Felipe Contreras <felipe.contre...@gmail.com> writes:
> On Tue, Jun 4, 2013 at 1:30 PM, Junio C Hamano <gits...@pobox.com> wrote:
>> Felipe Contreras <felipe.contre...@gmail.com> writes:
>>> You didn't answer, what happens when you run --skip-empty and --allow-empty?
>> I'll answer to a slightly different question: What should happen?
>> I think it should error out, because --allow-empty is about
>> "allowing empty commits to be preserved", and --skip-empty is about
>> "skipping empty commits (as it says on the package)".
> Exactly, so they are related after all. However, --allow-empty says this:
> "By default, cherry-picking an empty commit will fail,"

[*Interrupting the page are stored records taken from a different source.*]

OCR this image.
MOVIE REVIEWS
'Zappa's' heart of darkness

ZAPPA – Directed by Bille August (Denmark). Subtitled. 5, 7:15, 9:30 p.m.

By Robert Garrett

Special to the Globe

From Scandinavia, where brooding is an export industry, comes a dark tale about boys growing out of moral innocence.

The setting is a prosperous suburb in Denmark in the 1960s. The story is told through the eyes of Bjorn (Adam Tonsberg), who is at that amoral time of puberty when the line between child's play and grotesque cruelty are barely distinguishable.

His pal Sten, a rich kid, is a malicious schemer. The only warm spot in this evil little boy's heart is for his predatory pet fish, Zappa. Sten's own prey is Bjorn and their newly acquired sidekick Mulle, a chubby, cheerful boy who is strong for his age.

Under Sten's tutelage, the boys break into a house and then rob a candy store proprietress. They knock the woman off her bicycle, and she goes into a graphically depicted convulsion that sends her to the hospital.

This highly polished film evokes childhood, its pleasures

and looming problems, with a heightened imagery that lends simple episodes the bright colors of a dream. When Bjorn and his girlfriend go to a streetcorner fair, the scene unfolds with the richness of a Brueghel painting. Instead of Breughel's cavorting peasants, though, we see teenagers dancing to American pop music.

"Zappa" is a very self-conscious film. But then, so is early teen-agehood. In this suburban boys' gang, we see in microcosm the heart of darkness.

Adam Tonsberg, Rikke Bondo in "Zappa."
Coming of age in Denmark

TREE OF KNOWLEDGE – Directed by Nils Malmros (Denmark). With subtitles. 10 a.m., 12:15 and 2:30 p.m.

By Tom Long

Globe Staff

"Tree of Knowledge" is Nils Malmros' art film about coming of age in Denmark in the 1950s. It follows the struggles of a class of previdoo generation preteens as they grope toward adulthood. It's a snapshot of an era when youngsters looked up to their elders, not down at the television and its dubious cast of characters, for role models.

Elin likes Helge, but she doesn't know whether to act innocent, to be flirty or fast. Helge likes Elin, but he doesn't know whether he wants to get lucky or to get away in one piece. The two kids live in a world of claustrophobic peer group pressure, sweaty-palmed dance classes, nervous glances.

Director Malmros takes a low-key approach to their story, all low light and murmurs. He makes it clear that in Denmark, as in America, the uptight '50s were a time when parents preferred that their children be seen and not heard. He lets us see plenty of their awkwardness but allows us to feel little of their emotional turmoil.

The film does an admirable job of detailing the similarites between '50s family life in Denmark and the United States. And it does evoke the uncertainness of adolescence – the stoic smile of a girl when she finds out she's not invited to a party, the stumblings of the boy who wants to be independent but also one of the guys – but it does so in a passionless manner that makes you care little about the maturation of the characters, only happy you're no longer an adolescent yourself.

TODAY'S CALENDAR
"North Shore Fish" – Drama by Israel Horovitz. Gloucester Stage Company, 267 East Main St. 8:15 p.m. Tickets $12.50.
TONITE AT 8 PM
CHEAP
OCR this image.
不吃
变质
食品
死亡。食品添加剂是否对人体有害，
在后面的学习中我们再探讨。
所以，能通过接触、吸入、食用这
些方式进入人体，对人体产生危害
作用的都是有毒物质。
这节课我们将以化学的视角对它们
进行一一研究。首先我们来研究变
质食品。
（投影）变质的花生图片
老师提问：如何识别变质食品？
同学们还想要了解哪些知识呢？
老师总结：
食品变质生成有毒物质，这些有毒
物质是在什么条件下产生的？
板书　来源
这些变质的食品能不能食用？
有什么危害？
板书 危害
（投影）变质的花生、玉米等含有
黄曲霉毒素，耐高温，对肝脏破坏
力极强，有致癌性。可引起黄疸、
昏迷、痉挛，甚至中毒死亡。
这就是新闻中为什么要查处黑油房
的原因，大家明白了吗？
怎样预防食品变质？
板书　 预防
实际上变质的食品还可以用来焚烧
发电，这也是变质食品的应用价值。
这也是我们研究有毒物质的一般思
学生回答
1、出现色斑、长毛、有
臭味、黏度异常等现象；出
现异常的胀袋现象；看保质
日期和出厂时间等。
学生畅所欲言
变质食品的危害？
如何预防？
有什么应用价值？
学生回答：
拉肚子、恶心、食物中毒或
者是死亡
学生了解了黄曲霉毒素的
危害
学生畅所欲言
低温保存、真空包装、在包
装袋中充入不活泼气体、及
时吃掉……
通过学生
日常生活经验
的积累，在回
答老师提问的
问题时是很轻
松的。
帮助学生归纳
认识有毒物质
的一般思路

OK, that is a very good point. Especially because by the time
reader reaches this new description, --allow-empty has already
mentioned this, we can just be brief and it is sufficient to say
"Instead of failing," upfront.
> In fact, it might make sense to change the default in v2.0 to
> --empty-commits=skip. If it makes sense in 'git rebase', why doesn't
> it in 'git cherry-pick'?
I think the primary reason behind the "Why are you picking a no-op?
Let me stop to make sure you didn't make a mistake." is because
cherry-pick and revert have long been operations for a single commit
explicitly given by the user, not bunch of commits in a range.
These two operating modes are conceptually very different, even when
we consider scripted use. A script that feeds one commit at a time
has a chance to do patch equivalence or user-interactive filtering
on its own, and would be helped by the "are you sure you meant to
record that no-op?" check if it filtered in a wrong way (e.g. the
user specified an empty commit by mistake). One that feeds a range,
on the other hand, relies on or at least expects cherry-pick to have
such smart, and a smarter cherry-pick could select what to pick from
the given range.
In the longer term, especially if we envision to move large part of
logic to prepare the sequencer insn list from rebase to cherry-pick,
a ranged cherry-pick should learn a way to filter the range with
patch equivalence, for example. Once that happens, the behaviour
would become inconsistent at the end-user level if we stopped at a
commit only because it was not exactly patch equivalent to another
one that is already on the branch we are cherry-picking to, but
ended up to be a no-op, while we did not stop at another commit
because patch equivalence filtered it out beforehand to skip it.
Skipping a no-op by default would remove that inconsistency.
So in that sense, one could argue that it may be a bugfix to skip
commits that become no-op when replayed, when picking a range of
commits (but not a single one). And I do not think you would need
to wait until 2.0 for such a change.